The tie in Iowa and the landslide in New Hampshire made it impossible for the media to ignore Bernie. In fact, he is now the leading Democratic candidate. http://www.foxnews.com/politics/2016/02/18/fox-news-poll-clinton-feels-bern-trails-sanders-by-three-points-nationally.html Even after he lost in Nevada, the abc news reported that he continues to be a serious threat. http://abcnews.go.com/Politics/analysis-hillary-clintons-win-nevada-bernie-sanders-continues/story?id=37061040 Clinton's landslide in South Carolina again had the press dismissing Bernie. But Bernie's surprise victories on SuperTuesday, in Oklahoma, Colorado and Minnesota, make it clear that he has a good shot at the Presidency.
Every candidate faces attacks on his/her record and platform. Bernie is no exception. It's hard, though, to find hooks, because he that rare bird, an honest politician. So far, there have been no attacks on his personal integrity. There have been negative comments about his changing positions. In fact, he has kept his positions on most things consistently over his career, and when he does change, it is from flexibility, not waffling. For instance, during the recent debates, he realized that his defense of the 2nd Amendment, while appropriate for his home state of Vermont, is not realistic on the national level. Still a sitting Senator, he recently cosponsored a bill tightening gun control.

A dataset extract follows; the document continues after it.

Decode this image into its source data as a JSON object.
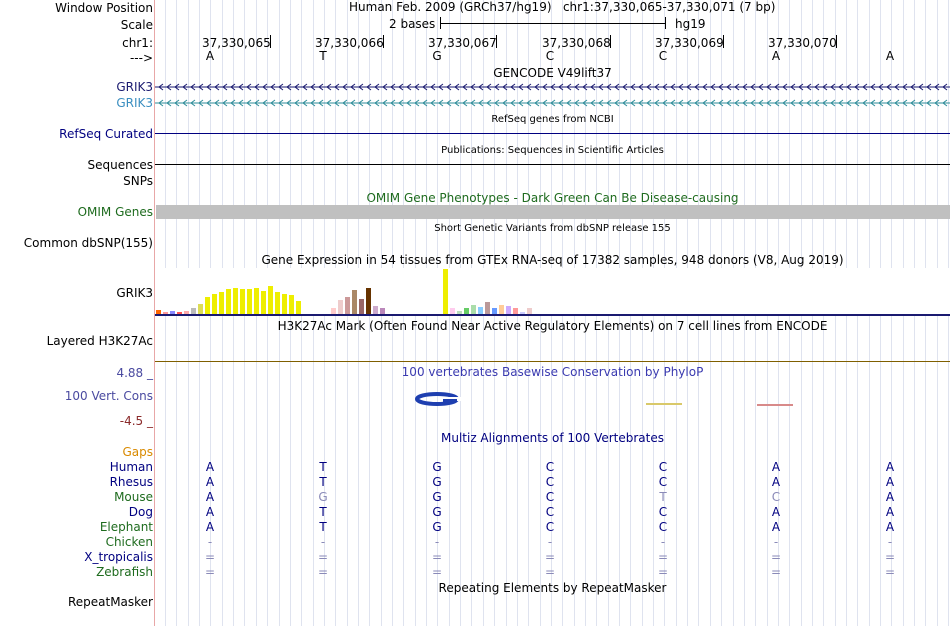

Hillary and some of the pundits are highly critical of his vision for change, saying that it is unrealistic, that he wouldn't be able to implement it even if he did attain the White House. But given the steady impoverishment of the American people, there is enormous public support for his platform. What he needs is a likeminded Congress, and there are many progressive candidates now vying for election. Readers should pay attention to the congressional primaries as well, so he can put his program into effect.
First, Sanders has to gain the Democratic nomination. He is facing many blocks from the Democratic National Committee (DNC), which runs all Democratic campaigns. They are supposed to be unbiased, but in fact lean heavily toward Hillary. DNC Vice Chair Tulsi Gabbard resigned last week in order to support Bernie, pointedly saying that she was supposed to be neutral while on the DNC.
Debbie Wasserman, chair of the DNC, is far from neutral, and has shown her bias in many key decisions. For instance, early on, she tried to block Bernie's access to the all-important voter data base. His court challenge put an end to that.